Sympatholytics

This chapter is relevant to Section M2(i) of the 2023 CICM Primary Syllabus, which expects the exam candidates to “understand the pharmacology of drugs acting upon the autonomic nervous system”. From past papers and syllabus pharmacopoeia items we can infer that what they really mean by this is "acetylcholinesterase inhibitors and anticholinergic drugs"; but that does not mean that agents acting on the sympathetic nervous system can be completely forgotten. Rather, they are distributed to the cardiovascular system, as that is where their effect is mostly felt; and to include them here is therefore an exercise in satisfying the author's neurotic need for completeness (because if you have a sympathomimetic chapter, then surely there should also be a sympatholytic one). In that spirit, this section on sympatholytic agents is presented to the reader, with the expectation that the weary exam candidate will recognise that their time is being wasted, and navigate away towards higher mark-scoring sections such as beta-blockers,  miscellaneous antihypertensives, clonidine or dexmedetomidine

What exactly is a “sympatholytic"?

Along "sympathomimetic", this word has sufficient support to appear in IUPAC glossaries, and their official definition is:

  1.  adj., Blocking transmission of impulses from the adrenergic (sympathetic) postganglionic fibers to effector organs or tissues.
  2. n., Agent that blocks transmission of impulses from the adrenergic (sympathetic) postganglionic fibers to effector organs or tissues.

    SN anti-adrenergic 

So, the opposite of "sympathomimetic", i.e. these are drugs that make it look like your sympathetic nervous system has been suppressed or deactivated. Just like the activation of the sympathetic nervous system, this is something that could happen at a variety of different levels, from the CNS to the peripheral receptors, and though there is no official classification framework for these drugs most authors use that CNS-receptor axis to orient their taxonomies.
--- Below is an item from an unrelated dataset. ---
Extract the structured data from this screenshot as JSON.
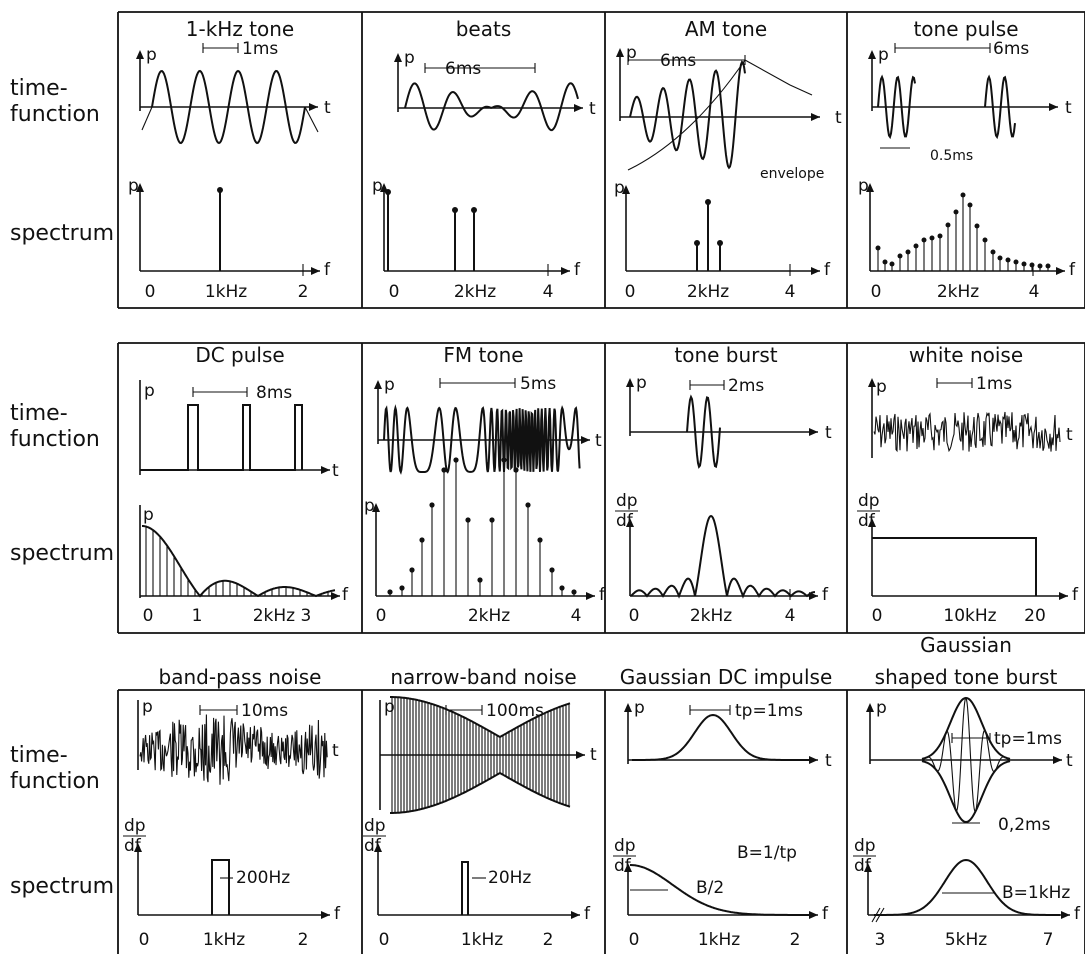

For example, Engelman (1988) lists five major classes, vaguely along these lines:

The attentive reader will at this stage point out that, if the intention was to offer a brief sketch of these drugs which skims over important details and is otherwise devoid of strong educational content, then the chapter on miscellaneous antihypertensives already does that (and it is still much more attention than they deserve from a CICM exam standpoint). In summary, all that is required here is this short overview:

  • Sympatholytic agents are those that inhibit the activation of the sympathetic nervous system
  • For many of them, the side effect profile has prevented widespread use
  • Central sympathetic depressants 
    • Inhibit central regulation of sympathetic nerve activity, mostly by presynaptic α2-agonist effect which downregulates noradrenaline release.
    • Side effect profile includes CNS effects such as sedation and depression 
    • Examples:
      • Clonidine
      • Methyldopa
  • Ganglionic blockers
    • Inhibit ganglionic autonomic neurotransmission by effects on the nicotinic ganglionic receptor, therefore decreasing both sympathetic tonic input to the vascular smooth muscle, and to the myocardium. Also block vagal neurotransmission.
    • Parasympathetic blockade effects have been the major barrier to use, including dry mouth, constipation, cycloplegia, urinary retention, and sexual dysfunction
    • Examples:
      • Hexamethonium
      • Trimethaphan
  • Catecholamine synthesis inhibitors
    • Prevent the production of catecholamine neurotransmitters
    • Also active in the CNS, which produces sedation fatigue and depression.
    • Examples:
      • Methyldopa
      • Methyltyrosine
  • Catecholamine reuptake and storage antagonists
    • Reduce the storage of catecholamine neurotransmitters by preventing reuptake or by displacing them from their storage vesicles
    • Have all the side effects expected from CNS-active agents (eg. sedation, depression, reduced mental acuity), combined with a very slow onset of effect (2-4 weeks). 
    • ​​​​​​​Examples:
      • Reserpine
      • Guanethedine
      • Guanadrel
  • Adrenergic receptor antagonists
    • Directly anatagonise the effect of noradrenaline and adrenaline at their peripheral receptors, by competitive inhibition
    • Most common and most popular sympatholytic agents because they mostly lack major CNS effects and because their receptor selectivity allows a more targeted sympathetic effect
    • Examples:

References

DeQuattro, V., and D. Li. "Sympatholytic therapy in primary hypertension: a user friendly role for the future." Journal of human hypertension 16.1 (2002): S118-S123.

Vongpatanasin, Wanpen, et al. "Central sympatholytic drugs." The Journal of Clinical Hypertension 13.9 (2011): 658.

McComb, Meghan N., James Y. Chao, and Tien MH Ng. "Direct vasodilators and sympatholytic agents.Journal of cardiovascular pharmacology and therapeutics 21.1 (2016): 3-19.

Engelman, K. A. R. L. "Side effects of sympatholytic antihypertensive drugs." Hypertension 11.3_pt_2 (1988): II30.